In diesem Buch ermöglichen die Autor:innen einen interdisziplinären Blick auf desorganisierte Wohnverhältnisse von Menschen, besser bekannt als Messie-Syndrom. Unter einem desorganisierten Leben versteht man das Ansammeln von Dingen in einem Maß, in einem Umfang oder in einer Art und Weise innerhalb einer Wohnung, dass dies als ein persönliches oder öffentliches Gesundheits- und Sicherheitsproblem angesehen wird.
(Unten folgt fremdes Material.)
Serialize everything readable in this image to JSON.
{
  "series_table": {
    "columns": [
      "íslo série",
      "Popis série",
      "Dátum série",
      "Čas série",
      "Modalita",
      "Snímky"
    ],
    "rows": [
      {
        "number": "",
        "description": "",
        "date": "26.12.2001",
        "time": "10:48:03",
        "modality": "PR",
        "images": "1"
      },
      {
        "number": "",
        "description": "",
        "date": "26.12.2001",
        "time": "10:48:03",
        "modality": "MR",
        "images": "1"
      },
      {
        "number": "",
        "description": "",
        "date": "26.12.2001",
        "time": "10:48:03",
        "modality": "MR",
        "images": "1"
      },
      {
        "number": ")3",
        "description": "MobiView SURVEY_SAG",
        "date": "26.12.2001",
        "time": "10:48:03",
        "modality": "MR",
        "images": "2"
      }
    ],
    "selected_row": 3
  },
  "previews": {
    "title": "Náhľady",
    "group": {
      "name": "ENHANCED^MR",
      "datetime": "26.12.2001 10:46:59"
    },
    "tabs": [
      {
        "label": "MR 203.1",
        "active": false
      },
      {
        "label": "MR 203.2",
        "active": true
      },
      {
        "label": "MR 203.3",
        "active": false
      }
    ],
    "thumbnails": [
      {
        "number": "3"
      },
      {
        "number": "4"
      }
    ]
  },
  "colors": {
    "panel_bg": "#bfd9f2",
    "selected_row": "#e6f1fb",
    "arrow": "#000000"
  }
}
Das Leben der Betroffenen, gesteuert durch das Sammeln und Horten von Gegenständen, wird begleitet von hochkomplexen Problemlagen, die weit über die Wohnsituation hinausgehen.

Herausgeber:in

Johanna Wessels, M.A. Soziale Arbeit, ist wissenschaftliche Mitarbeiterin für Angewandte Wissenschaften Hamburg und Projektleitung des Projektes Dele: Unterstützung für desorganisiertes lebende Menschen in Hamburg. Johanna Wessels hat von 2017 bis 2020 hat im HAW-Forschungsprojekt „adele – SIL – QUAFH 2016 (Wieder-)Eingliederung alter, desorganisierter lebender Menschen in das Hilfe- und Unterstützungssystem“ als wissenschaftliche Mitarbeiterin und Projektkoordinatorin gearbeitet.

Prof. Dr. Andreas Langer, Professor für Sozialwissenschaften an der HAW Hamburg und hat das HAW-Forschungsprojekt „adele – SIL – QUAFH 2016 (Wieder-)Eingliederung alter, desorganisierter lebender Menschen in das Hilfe- und Unterstützungssystem“ geleitet.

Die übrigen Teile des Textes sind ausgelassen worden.